To personally validate the stated waterproof rating, do a simple bucket test:

  1. Fill a bucket with 5 inches of water (based on your jacket’s rating).
  2. Turn the jacket inside out so the membrane faces the water.
  3. Immerse an arm section upside down in the bucket.
  4. Leave submerged for 5 minutes, checking often for leaks.

I couldn’t detect any dampness on my inner layer after testing my 15k-rated North Face jacket. That gave me confidence it would stand up to heavy snow and rain.

best north face women's down jacket
best north face women's down jacket

Assess DWR Coating Effectiveness

DWR (durable water repellent) coats the outer layer of waterproof jackets. This chemical treatment makes water bead up and roll off your coat.

When DWR wears off over time, moisture will “wet out” and soak through the outer fabric, compromising your waterproofing.

Hold your jacket sleeve at an angle and drip water onto it.
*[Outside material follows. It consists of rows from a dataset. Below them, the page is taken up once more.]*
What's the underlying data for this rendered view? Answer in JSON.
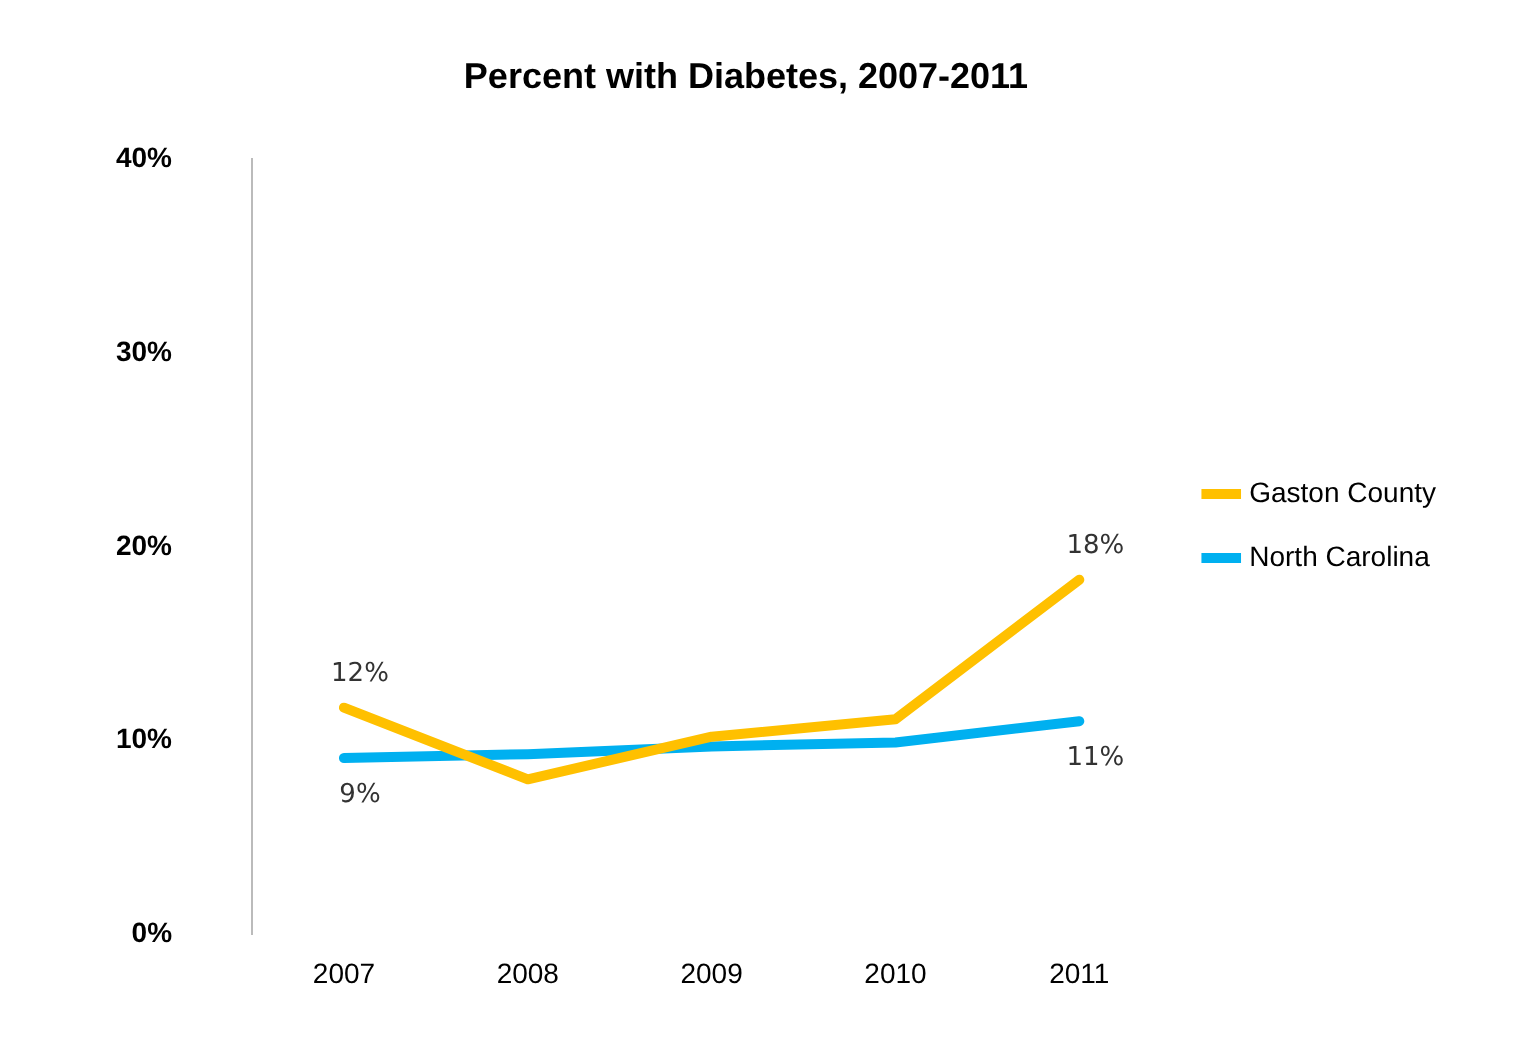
{
  "chart_data": {
    "type": "line",
    "title": "Percent with Diabetes, 2007-2011",
    "categories": [
      "2007",
      "2008",
      "2009",
      "2010",
      "2011"
    ],
    "series": [
      {
        "name": "Gaston County",
        "color": "#ffc000",
        "values": [
          11.7,
          8.0,
          10.2,
          11.1,
          18.3
        ],
        "value_labels": [
          "12%",
          null,
          null,
          null,
          "18%"
        ]
      },
      {
        "name": "North Carolina",
        "color": "#00b0f0",
        "values": [
          9.1,
          9.3,
          9.7,
          9.9,
          11.0
        ],
        "value_labels": [
          "9%",
          null,
          null,
          null,
          "11%"
        ]
      }
    ],
    "ylim": [
      0,
      40
    ],
    "yticks": [
      {
        "value": 0,
        "label": "0%"
      },
      {
        "value": 10,
        "label": "10%"
      },
      {
        "value": 20,
        "label": "20%"
      },
      {
        "value": 30,
        "label": "30%"
      },
      {
        "value": 40,
        "label": "40%"
      }
    ],
    "grid": false,
    "legend": "right",
    "marker": "none",
    "line_style": "solid"
  }
}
If it beads up and runs off easily, DWR is working well. If not, it’s time to reapply DWR treatment.

Check Seam Taping

Even jackets with waterproof fabric can leak at the seams where pieces are stitched together. That’s why high-quality ones will have taped seams.

Inspect the inner seams and see if they are visibly coated with waterproof tape. Also, check that the tape adheres fully without gaps or peeling edges.

My North Face jacket uses consistently taped seams that provide a continuous waterproof barrier across stress points.

Test in Real-World Conditions

The ultimate assessment is taking your jacket skiing or hiking in wet conditions. Snow, sleet, and heavy rain will quickly reveal if you stay dry or end up sodden.

I recently wore my jacket through 8 hours of non-stop precipitation in the Pacific Northwest. The endless downpour put it through its paces, but the fabric, seams, and DWR passed with flying colors.

While not a fun test, it gave me total confidence in my jacket’s waterproof performance.

The Bottom Line

Assessing specs, fabric, taping, DWR, and bucket tests will determine if a jacket lives up to its waterproof claims.

But the real proof is how it fares in the field. With my tips, you can find a ski jacket that keeps you warm and dry from the first chair to the last call.